Yesterday, Disney announced the long-expected updates to the reservation and ticketing system, as well as its annual pass membership program after facing criticism from consumers over long wait times and tremendous ticket prices. The announcement marked the first significant change within Disney’s Park business since Iger’s return, who has voiced his concerns about the drastic price hikes implemented by his predecessor Chapek.

While it seems unlikely that Iger will reverse the price increases in 2023, the new changes are set to “increase flexibility and add value” to users’ experience, said Josh D’Amaro, Chairperson of Walt Disney Parks and Resorts.

The newly announced changes bring further incentives for premium plans for park members, including perks to secure the lowest-priced ticket options of $104 per guest at the company’s Disneyland Resort in California.


Moreover, the updates also include improved services such as free parking for resort guests and free digital photo downloads for the users of Genie+app.
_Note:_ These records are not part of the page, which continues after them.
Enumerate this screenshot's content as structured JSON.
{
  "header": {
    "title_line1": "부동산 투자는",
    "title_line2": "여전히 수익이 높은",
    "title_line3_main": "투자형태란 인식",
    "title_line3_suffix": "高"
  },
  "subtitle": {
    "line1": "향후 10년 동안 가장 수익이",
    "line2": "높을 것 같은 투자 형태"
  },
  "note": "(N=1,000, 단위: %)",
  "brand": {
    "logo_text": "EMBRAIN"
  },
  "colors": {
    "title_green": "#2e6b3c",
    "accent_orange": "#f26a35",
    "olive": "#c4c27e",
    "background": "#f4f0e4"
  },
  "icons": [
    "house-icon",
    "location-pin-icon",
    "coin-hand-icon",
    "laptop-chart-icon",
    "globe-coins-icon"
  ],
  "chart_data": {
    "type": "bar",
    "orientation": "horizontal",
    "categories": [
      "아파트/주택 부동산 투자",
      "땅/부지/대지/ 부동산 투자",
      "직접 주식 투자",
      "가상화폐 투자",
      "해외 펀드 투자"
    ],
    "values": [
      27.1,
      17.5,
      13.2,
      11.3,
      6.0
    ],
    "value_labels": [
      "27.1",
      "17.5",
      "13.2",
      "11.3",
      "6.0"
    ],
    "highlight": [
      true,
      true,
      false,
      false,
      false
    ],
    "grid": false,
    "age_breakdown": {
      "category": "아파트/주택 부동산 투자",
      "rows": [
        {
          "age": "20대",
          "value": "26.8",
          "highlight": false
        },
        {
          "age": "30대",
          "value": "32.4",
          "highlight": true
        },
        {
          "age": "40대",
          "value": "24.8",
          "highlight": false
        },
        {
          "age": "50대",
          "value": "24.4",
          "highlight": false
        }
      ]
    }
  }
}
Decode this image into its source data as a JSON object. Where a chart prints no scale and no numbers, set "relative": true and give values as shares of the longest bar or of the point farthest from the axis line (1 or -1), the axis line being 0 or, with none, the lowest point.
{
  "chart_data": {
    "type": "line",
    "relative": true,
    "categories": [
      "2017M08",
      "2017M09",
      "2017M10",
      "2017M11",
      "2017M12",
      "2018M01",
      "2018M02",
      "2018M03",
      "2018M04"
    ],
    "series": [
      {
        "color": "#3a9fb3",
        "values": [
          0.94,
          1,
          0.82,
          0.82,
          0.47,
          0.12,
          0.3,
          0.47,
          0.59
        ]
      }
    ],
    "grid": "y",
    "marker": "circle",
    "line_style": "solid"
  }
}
Meanwhile, those who have the Walt Disney World annual pass will now be allowed to visit the theme parks after 2 PM with no need for a park reservation, with certain exceptions. At the moment, the annual passholder membership is priced between $749 to $1,399.

Disney’s Park and Resort unit are central to the company’s business. The parks division’s revenue rose 73% year-over-year to $28.7 billion in fiscal 2022. The operating income stood at $7.9 billion at the end of the fiscal year, accounting for 65% of Disney’s total segment operating income of $12.1 billion.


Disney and Nelson Peltz’s Trian Fund are bracing for a proxy fight as the activist investor seeks to obtain a seat on the company’s board. Two sides held unsuccessful talks earlier this week as Disney shares trade higher in the anticipation that the upcoming battle will be positive for shares.